The pack members turned their backs on me one by one. No one stepped forward. No one offered a coat. No one looked me in the eye. They followed their Alpha, leaving me alone in the dark, freezing storm.
I was truly alone. I should have died right there. I wanted to.
The pain of the severed bond was pulling me into unconsciousness. The cold was numbing my limbs, turning my fingers blue. The hypothermia was setting in, inviting me to sleep.
Just let go, a dark voice whispered in my mind. Let the cold take you. It will be over soon.
My eyes fluttered shut. But then, my hand brushed against my stomach.

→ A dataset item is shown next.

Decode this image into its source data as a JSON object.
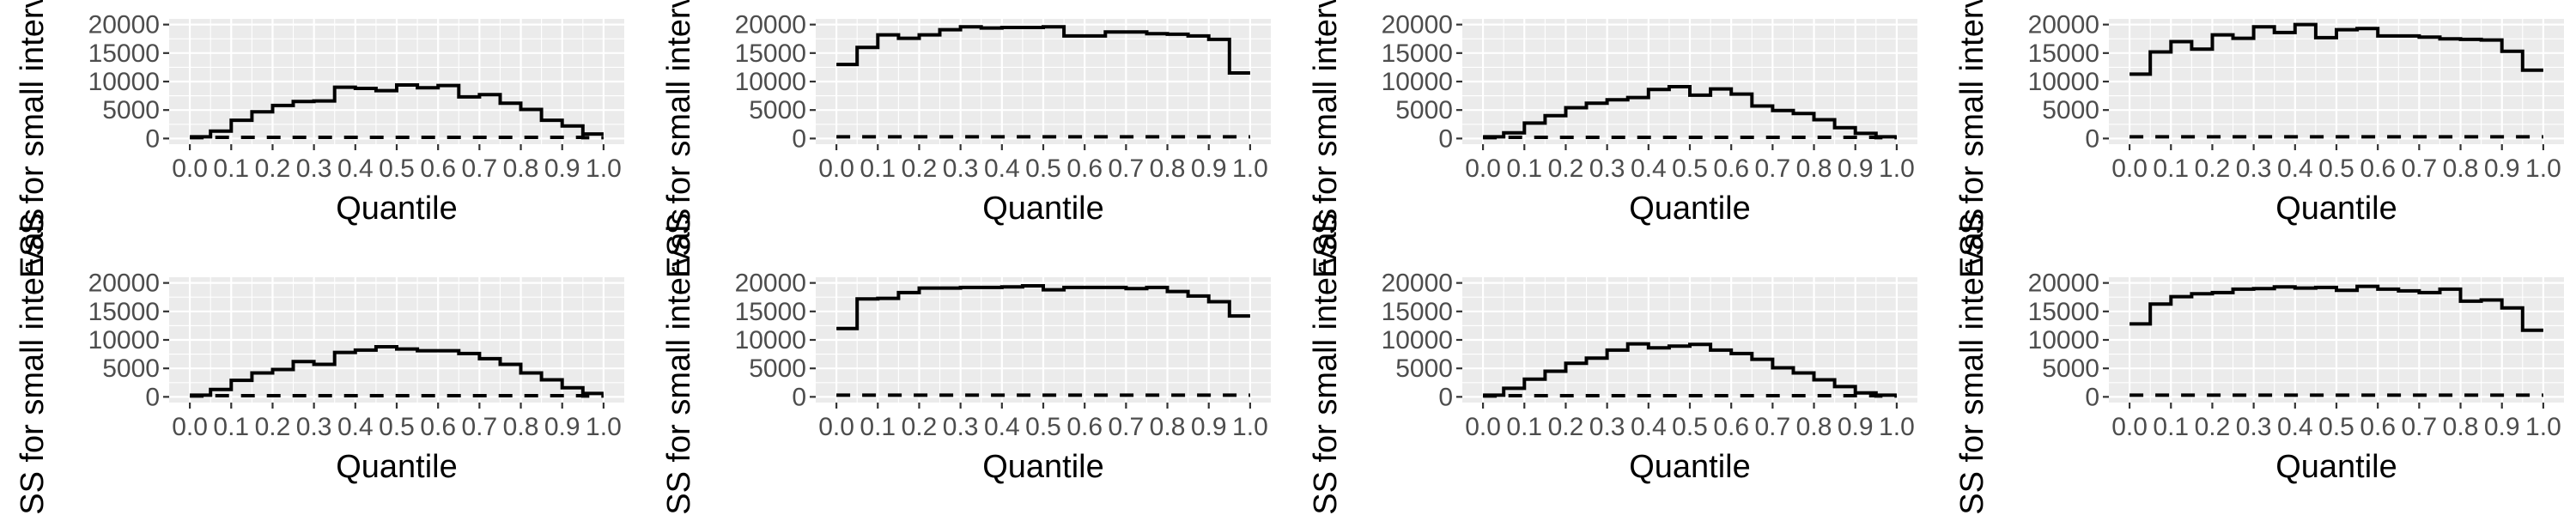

A jolt of electricity shot through me. It wasn't magic. It was reality.
A secret. A tiny, flickering spark of life that Kaelen didn't know about. A mistake from one night of weakness two months ago, before the rejection, before the hatred.
I gritted my teeth. I dug my fingers into the wet earth until my nails bled.

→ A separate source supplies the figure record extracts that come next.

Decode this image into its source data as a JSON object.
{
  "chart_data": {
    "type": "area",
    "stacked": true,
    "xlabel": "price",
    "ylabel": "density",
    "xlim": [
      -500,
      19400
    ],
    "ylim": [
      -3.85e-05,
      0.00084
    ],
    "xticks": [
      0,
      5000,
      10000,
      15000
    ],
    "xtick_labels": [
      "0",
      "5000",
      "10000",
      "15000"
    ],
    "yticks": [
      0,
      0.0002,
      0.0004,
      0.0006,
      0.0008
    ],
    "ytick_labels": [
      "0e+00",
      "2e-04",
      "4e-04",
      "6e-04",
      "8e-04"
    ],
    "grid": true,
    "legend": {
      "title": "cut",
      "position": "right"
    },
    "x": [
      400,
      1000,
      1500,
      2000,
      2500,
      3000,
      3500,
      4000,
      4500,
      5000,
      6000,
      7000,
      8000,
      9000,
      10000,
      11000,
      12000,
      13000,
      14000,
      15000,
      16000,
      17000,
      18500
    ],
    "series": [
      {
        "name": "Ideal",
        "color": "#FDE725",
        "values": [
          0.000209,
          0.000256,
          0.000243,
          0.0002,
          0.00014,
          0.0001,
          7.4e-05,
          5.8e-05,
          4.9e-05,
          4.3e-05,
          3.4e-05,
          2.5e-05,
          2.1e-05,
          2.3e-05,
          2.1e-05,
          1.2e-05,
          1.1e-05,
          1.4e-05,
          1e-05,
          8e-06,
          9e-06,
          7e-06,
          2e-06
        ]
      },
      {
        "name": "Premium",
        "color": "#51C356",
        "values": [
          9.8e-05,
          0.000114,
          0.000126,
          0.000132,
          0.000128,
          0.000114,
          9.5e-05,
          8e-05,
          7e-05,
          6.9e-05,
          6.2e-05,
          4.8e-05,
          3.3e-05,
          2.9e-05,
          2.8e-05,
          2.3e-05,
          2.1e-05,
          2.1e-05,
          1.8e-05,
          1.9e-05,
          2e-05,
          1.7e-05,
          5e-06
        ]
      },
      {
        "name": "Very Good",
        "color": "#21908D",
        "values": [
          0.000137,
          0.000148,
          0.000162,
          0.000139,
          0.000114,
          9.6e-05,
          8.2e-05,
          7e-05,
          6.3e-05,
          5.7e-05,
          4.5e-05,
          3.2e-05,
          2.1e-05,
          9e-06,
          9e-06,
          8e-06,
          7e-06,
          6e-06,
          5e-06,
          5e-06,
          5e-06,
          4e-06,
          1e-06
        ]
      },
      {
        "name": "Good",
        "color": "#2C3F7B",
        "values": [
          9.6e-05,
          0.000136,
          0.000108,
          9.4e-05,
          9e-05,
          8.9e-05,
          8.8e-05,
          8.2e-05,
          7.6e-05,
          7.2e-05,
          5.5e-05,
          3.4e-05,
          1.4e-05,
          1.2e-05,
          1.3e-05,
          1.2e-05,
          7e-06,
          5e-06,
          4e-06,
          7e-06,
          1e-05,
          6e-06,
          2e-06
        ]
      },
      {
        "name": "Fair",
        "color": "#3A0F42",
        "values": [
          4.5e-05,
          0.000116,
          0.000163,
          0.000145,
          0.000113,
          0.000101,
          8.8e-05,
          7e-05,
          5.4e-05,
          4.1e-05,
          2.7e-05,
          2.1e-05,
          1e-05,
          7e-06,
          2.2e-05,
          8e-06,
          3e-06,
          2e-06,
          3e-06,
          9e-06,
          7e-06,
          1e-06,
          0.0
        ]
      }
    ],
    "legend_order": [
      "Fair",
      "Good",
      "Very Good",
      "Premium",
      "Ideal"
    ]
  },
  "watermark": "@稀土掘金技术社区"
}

No. I cannot die. Not yet.
I forced my trembling legs to move. I pushed myself up, swaying like a reed in the wind. My shoulder throbbed where he had kicked me. My heart bled where he had rejected me.
I looked at the closed doors. At the warm light spilling from the windows where they were celebrating my 'death'. I could hear music. I could hear laughter. They were happy without me.
"I accept your rejection, Alpha Kaelen," I whispered to the howling wind. My voice was broken. Jagged like glass shards. But it was steady.
"But you are wrong about one thing."
I clutched my stomach, shielding the tiny life inside from the storm.
"I am not weak."
I turned my back on the light. I turned my back on the only home I had ever known. I faced the pitch-black darkness of the Forbidden Forest. The trees loomed like monsters, their branches reaching out to grab me.
I took the first step. Then the second.
The mud sucked at my feet. The cold tried to swallow me whole. But a new fire burned in my chest. Stubborn. Hungry.
Kaelen thought he had thrown away a piece of trash. He thought Vesper Thorne would die quietly in the night.
He was wrong.
The girl who walked into those woods would not survive the night. Vesper the Weak died in the mud.
But whatever walked out of that forest five years later... Would be a monster.